Comments on BWD Manager’s Report of August 2008
The BWD Manager’s Report shares something with the television show “The Colbert Report;” i. e., the quality of “truthiness.” (Based on what one wishes or believes to be true or “gut feelings” rather than facts, evidence, or rational thought; i.e., “truthy but not facty”) It may be a well-intentioned effort to inform ratepayers and interested others of “some of the major activities that Borrego Water District is undertaking to insure the Valley has a sustainable and high quality water supply for now and the future” as the opening paragraph claims. As likely, however, it is just another attempt to make it appear as if BWD is moving forward on addressing our deteriorating water supply situation when, in fact, they are running in place if not sliding backward.
With respect to the five topical paragraphs of the subject report:
Water Conservation: These programs are a necessary part of a comprehensive, coherent, and well coordinated program to ensure a sustainable water supply for the valley, and BWD was right to institute them so far as they go. They will not, however, by themselves, make even a dent in the urgent water supply problem now confronting the valley and the necessary context of a comprehensive program is nowhere to be found.

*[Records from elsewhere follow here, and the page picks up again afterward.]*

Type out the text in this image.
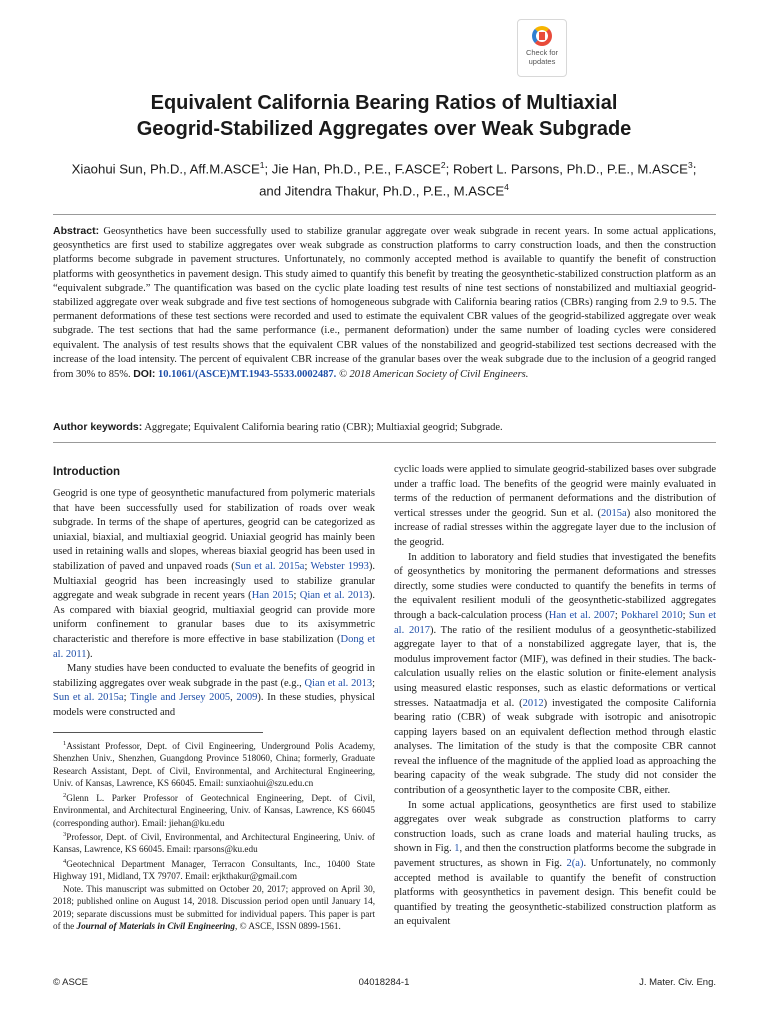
Check for
updates
Equivalent California Bearing Ratios of Multiaxial
Geogrid-Stabilized Aggregates over Weak Subgrade
Xiaohui Sun, Ph.D., Aff.M.ASCE$^1$; Jie Han, Ph.D., P.E., F.ASCE$^2$; Robert L. Parsons, Ph.D., P.E., M.ASCE$^3$;
and Jitendra Thakur, Ph.D., P.E., M.ASCE$^4$
Abstract: Geosynthetics have been successfully used to stabilize granular aggregate over weak subgrade in recent years. In some actual applications, geosynthetics are first used to stabilize aggregates over weak subgrade as construction platforms to carry construction loads, and then the construction platforms become subgrade in pavement structures. Unfortunately, no commonly accepted method is available to quantify the benefit of construction platforms with geosynthetics in pavement design. This study aimed to quantify this benefit by treating the geosynthetic-stabilized construction platform as an “equivalent subgrade.” The quantification was based on the cyclic plate loading test results of nine test sections of nonstabilized and multiaxial geogrid-stabilized aggregate over weak subgrade and five test sections of homogeneous subgrade with California bearing ratios (CBRs) ranging from 2.9 to 9.5. The permanent deformations of these test sections were recorded and used to estimate the equivalent CBR values of the geogrid-stabilized aggregate over weak subgrade. The test sections that had the same performance (i.e., permanent deformation) under the same number of loading cycles were considered equivalent. The analysis of test results shows that the equivalent CBR values of the nonstabilized and geogrid-stabilized test sections decreased with the increase of the load intensity. The percent of equivalent CBR increase of the granular bases over the weak subgrade due to the inclusion of a geogrid ranged from 30% to 85%. DOI: 10.1061/(ASCE)MT.1943-5533.0002487. © 2018 American Society of Civil Engineers.
Author keywords: Aggregate; Equivalent California bearing ratio (CBR); Multiaxial geogrid; Subgrade.
Introduction

Geogrid is one type of geosynthetic manufactured from polymeric materials that have been successfully used for stabilization of roads over weak subgrade. In terms of the shape of apertures, geogrid can be categorized as uniaxial, biaxial, and multiaxial geogrid. Uniaxial geogrid has mainly been used in retaining walls and slopes, whereas biaxial geogrid has been used in stabilization of paved and unpaved roads (Sun et al. 2015a; Webster 1993). Multiaxial geogrid has been increasingly used to stabilize granular aggregate and weak subgrade in recent years (Han 2015; Qian et al. 2013). As compared with biaxial geogrid, multiaxial geogrid can provide more uniform confinement to granular bases due to its axisymmetric characteristic and therefore is more effective in base stabilization (Dong et al. 2011).

Many studies have been conducted to evaluate the benefits of geogrid in stabilizing aggregates over weak subgrade in the past (e.g., Qian et al. 2013; Sun et al. 2015a; Tingle and Jersey 2005, 2009). In these studies, physical models were constructed and

$^1$Assistant Professor, Dept. of Civil Engineering, Underground Polis Academy, Shenzhen Univ., Shenzhen, Guangdong Province 518060, China; formerly, Graduate Research Assistant, Dept. of Civil, Environmental, and Architectural Engineering, Univ. of Kansas, Lawrence, KS 66045. Email: sunxiaohui@szu.edu.cn

$^2$Glenn L. Parker Professor of Geotechnical Engineering, Dept. of Civil, Environmental, and Architectural Engineering, Univ. of Kansas, Lawrence, KS 66045 (corresponding author). Email: jiehan@ku.edu

$^3$Professor, Dept. of Civil, Environmental, and Architectural Engineering, Univ. of Kansas, Lawrence, KS 66045. Email: rparsons@ku.edu

$^4$Geotechnical Department Manager, Terracon Consultants, Inc., 10400 State Highway 191, Midland, TX 79707. Email: erjkthakur@gmail.com

Note. This manuscript was submitted on October 20, 2017; approved on April 30, 2018; published online on August 14, 2018. Discussion period open until January 14, 2019; separate discussions must be submitted for individual papers. This paper is part of the Journal of Materials in Civil Engineering, © ASCE, ISSN 0899-1561.

cyclic loads were applied to simulate geogrid-stabilized bases over subgrade under a traffic load. The benefits of the geogrid were mainly evaluated in terms of the reduction of permanent deformations and the distribution of vertical stresses under the geogrid. Sun et al. (2015a) also monitored the increase of radial stresses within the aggregate layer due to the inclusion of the geogrid.

In addition to laboratory and field studies that investigated the benefits of geosynthetics by monitoring the permanent deformations and stresses directly, some studies were conducted to quantify the benefits in terms of the equivalent resilient moduli of the geosynthetic-stabilized aggregates through a back-calculation process (Han et al. 2007; Pokharel 2010; Sun et al. 2017). The ratio of the resilient modulus of a geosynthetic-stabilized aggregate layer to that of a nonstabilized aggregate layer, that is, the modulus improvement factor (MIF), was defined in their studies. The back-calculation usually relies on the elastic solution or finite-element analysis using measured elastic responses, such as elastic deformations or vertical stresses. Nataatmadja et al. (2012) investigated the composite California bearing ratio (CBR) of weak subgrade with isotropic and anisotropic capping layers based on an equivalent deflection method through elastic analyses. The limitation of the study is that the composite CBR cannot reveal the influence of the magnitude of the applied load as approaching the bearing capacity of the weak subgrade. The study did not consider the contribution of a geosynthetic layer to the composite CBR, either.

In some actual applications, geosynthetics are first used to stabilize aggregates over weak subgrade as construction platforms to carry construction loads, such as crane loads and material hauling trucks, as shown in Fig. 1, and then the construction platforms become the subgrade in pavement structures, as shown in Fig. 2(a). Unfortunately, no commonly accepted method is available to quantify the benefit of construction platforms with geosynthetics in pavement design. This benefit could be quantified by treating the geosynthetic-stabilized construction platform as an equivalent

© ASCE	04018284-1	J. Mater. Civ. Eng.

Groundwater Management: Analyzing the Borrego Valley aquifer to “scientifically determine the water that is available for future use, and … ascertain the future viability of this important element of the Valley’s water supply” is a good idea and should have been done years ago. At this point, however, it offers only marginal utility in actually solving the valley’s water supply problem insofar as it will make it more difficult for the professional skeptics and over-draft deniers to pretend that we do not have a critical and immanent water supply problem.
Water Supply Planning: This is an especially disingenuous and misleading paragraph. The need for “options to supplement [the valley’s water] supply” will clearly be necessary “as the community grows” no matter what “the Groundwater Aquifer analysis indicates,” because we have for many years been mining the aquifer at a reckless and unsustainable rate. To pretend otherwise given the present state of knowledge about the aquifer is a fraud.
Community Planning Participation: The Borrego Springs Community Sponsor Group committee “to provide input to the updates to the General Plan for our area… to create a vision of what the future may hold for our village” so that the BWD can “insure that the water supply is available to meet the needs of our community in the future” has the tail wagging the dog. Far better to “create a vision” that is grounded in the hard reality of the valley’s carrying capacity – especially the severe limits of its water supply. Ignoring this intuitively obvious principal is what has cast all of southern California into the unfortunate situation in which it now finds itself with respect to water. Borrego may still have a chance to do it differently, but it will require quick, intelligent, and decisive action that has been entirely absent until now and is not in evidence in the Manager’s Update.
Public Participation: If the District’s goal is, in fact, to “address the needs of the community and all the different interested parties residing here… to provide for the long-term water supply needs of Borrego Springs,” then it is doomed to failure. The District does not “LISTEN” to the community’s concerns with respect to our common water supply as the report claims. What the Water Conservation Program, as implemented, actually shows is that the selfish interests of a loud but uninformed group of individuals will prevail over a fair and sensible plan to foster water conservation – and there is no shortage of such selfish interests in Borrego.
Finally, the above reference to “An updated Water Resources Management Plan” is, if not the first, then one of the very few public announcements that such a project was underway. The update is being directed by Bill Mills who has been working as a groundwater consultant to AAWARE, the local farmer’s mutual benefit corporation, for a number of years. It has essentially been developed behind closed doors with no public participation. It will, therefore, bear extremely close scrutiny when finally released for public review and comment.